Born in Tokyo, Matsuoka moved with her family to England when she was 11. As a result she finds herself blending childhood influences like manga, and such Japanese artists as Akiko Ikeda, with those she's come to appreciate while living in England and earning her degree in illustration from Kingston University, among them Tomi Ungerer, Lane Smith, Sara Fanelli and Henrik Drescher.

Though she was initially uncertain of an illustration career path, at her end-of-year student art show, Matsuoka recalls, "I got most interest from publishers. I think my work is quite suited for children." Japanese airline ANA agreed with that assessment: in 2003 the company awarded Matsuoka first prize in a competition that resulted in 10,000 copies of an original picture book by Matsuoka being distributed to children on ANA flights.

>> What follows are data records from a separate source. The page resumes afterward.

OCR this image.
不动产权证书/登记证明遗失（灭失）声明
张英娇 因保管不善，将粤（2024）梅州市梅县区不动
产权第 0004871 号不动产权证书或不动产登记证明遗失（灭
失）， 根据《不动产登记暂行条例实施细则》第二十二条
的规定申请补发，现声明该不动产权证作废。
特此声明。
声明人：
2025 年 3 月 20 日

Rona Selby of Andersen Press in the U.K., the originating publisher of Burger Boy, was also an early fan, and that working relationship continues. Matsuoka is currently drafting a new picture book about a wolf—which she's both writing and illustrating —for Andersen, due out in fall 2007. In the meantime, she has also published with Simon & Schuster (Raffi's Surprise) and Macmillan (Tell Me a Story, Mummy).

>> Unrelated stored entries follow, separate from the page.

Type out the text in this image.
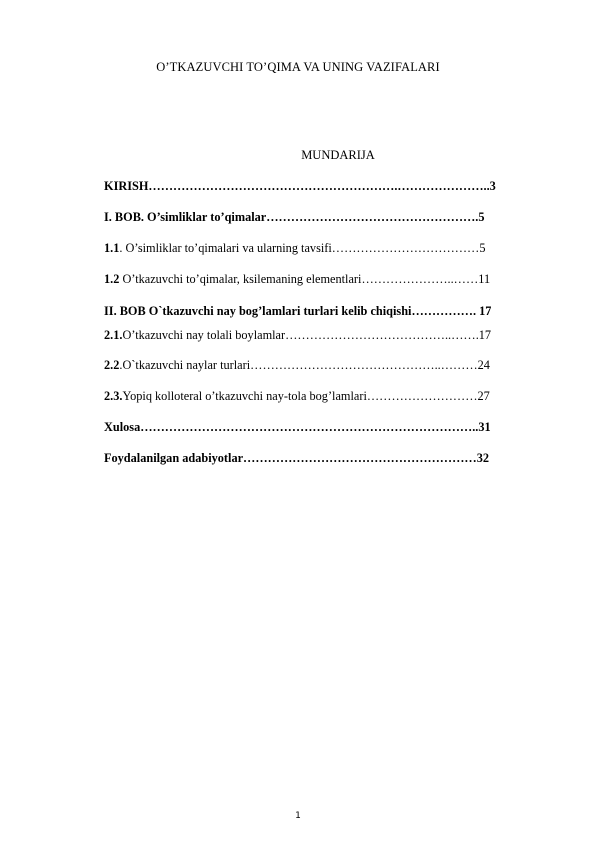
O’TKAZUVCHI TO’QIMA VA UNING VAZIFALARI
MUNDARIJA
KIRISH…………………………………………………….…………………..3
I. BOB. O’simliklar to’qimalar…………………………………………….5
1.1. O’simliklar to’qimalari va ularning tavsifi………………………………5
1.2 O’tkazuvchi to’qimalar, ksilemaning elementlari…………………..……11
II. BOB O`tkazuvchi nay bog’lamlari turlari kelib chiqishi……………. 17
2.1.O’tkazuvchi nay tolali boylamlar…………………………………..…….17
2.2.O`tkazuvchi naylar turlari………………………………………..………24
2.3.Yopiq kolloteral o’tkazuvchi nay-tola bog’lamlari………………………27
Xulosa………………………………………………………………………..31
Foydalanilgan adabiyotlar…………………………………………………32
1
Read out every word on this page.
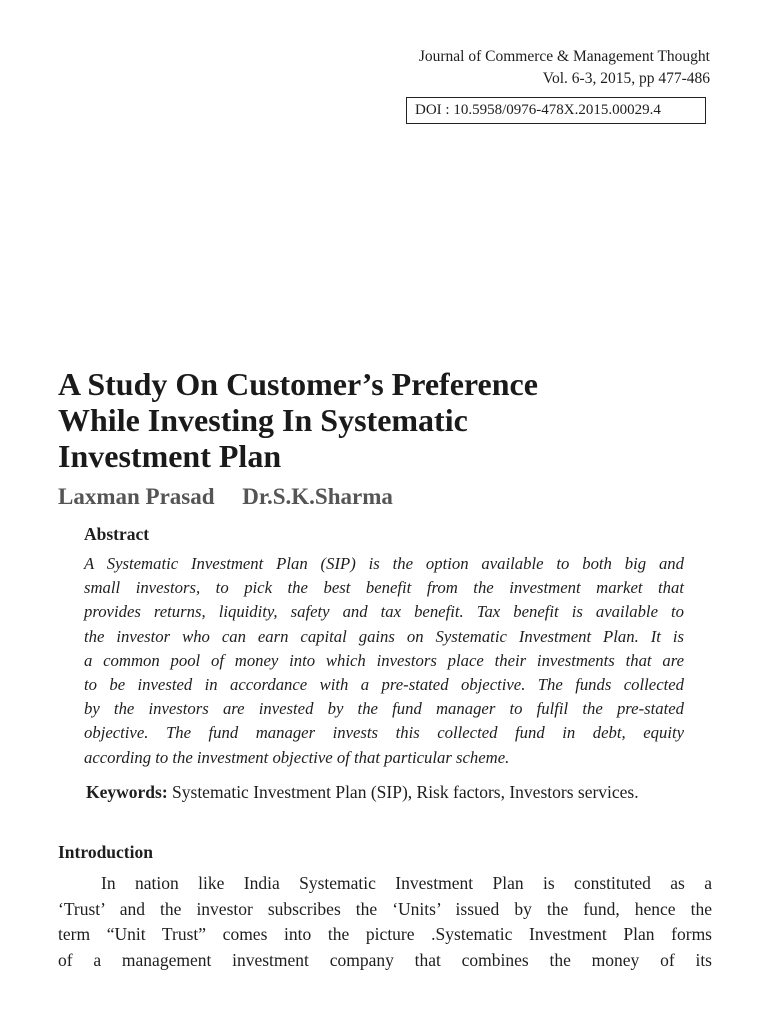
Journal of Commerce & Management Thought
Vol. 6-3, 2015, pp 477-486
DOI : 10.5958/0976-478X.2015.00029.4
A Study On Customer’s Preference
While Investing In Systematic
Investment Plan
Laxman Prasad Dr.S.K.Sharma
Abstract
A Systematic Investment Plan (SIP) is the option available to both big and
small investors, to pick the best benefit from the investment market that
provides returns, liquidity, safety and tax benefit. Tax benefit is available to
the investor who can earn capital gains on Systematic Investment Plan. It is
a common pool of money into which investors place their investments that are
to be invested in accordance with a pre-stated objective. The funds collected
by the investors are invested by the fund manager to fulfil the pre-stated
objective. The fund manager invests this collected fund in debt, equity
according to the investment objective of that particular scheme.
Keywords: Systematic Investment Plan (SIP), Risk factors, Investors services.
Introduction
In nation like India Systematic Investment Plan is constituted as a
‘Trust’ and the investor subscribes the ‘Units’ issued by the fund, hence the
term “Unit Trust” comes into the picture .Systematic Investment Plan forms
of a management investment company that combines the money of its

Stateside, Clarion's editorial director Dinah Stevenson first got a whiff of Burger Boy at the Bologna Children's Book Fair. "I am always drawn to books about food," she says with a laugh. "And the illustrations were extremely whimsical and entertaining." A number of reviewers concur, and have given the book a warm reception, including a star from PW and words of praise from Kirkus,which called it "a tasty and off-kilter romp." Although Stevenson has nothing under contract with the artist right now, she notes, "I'd love to work with Mei again."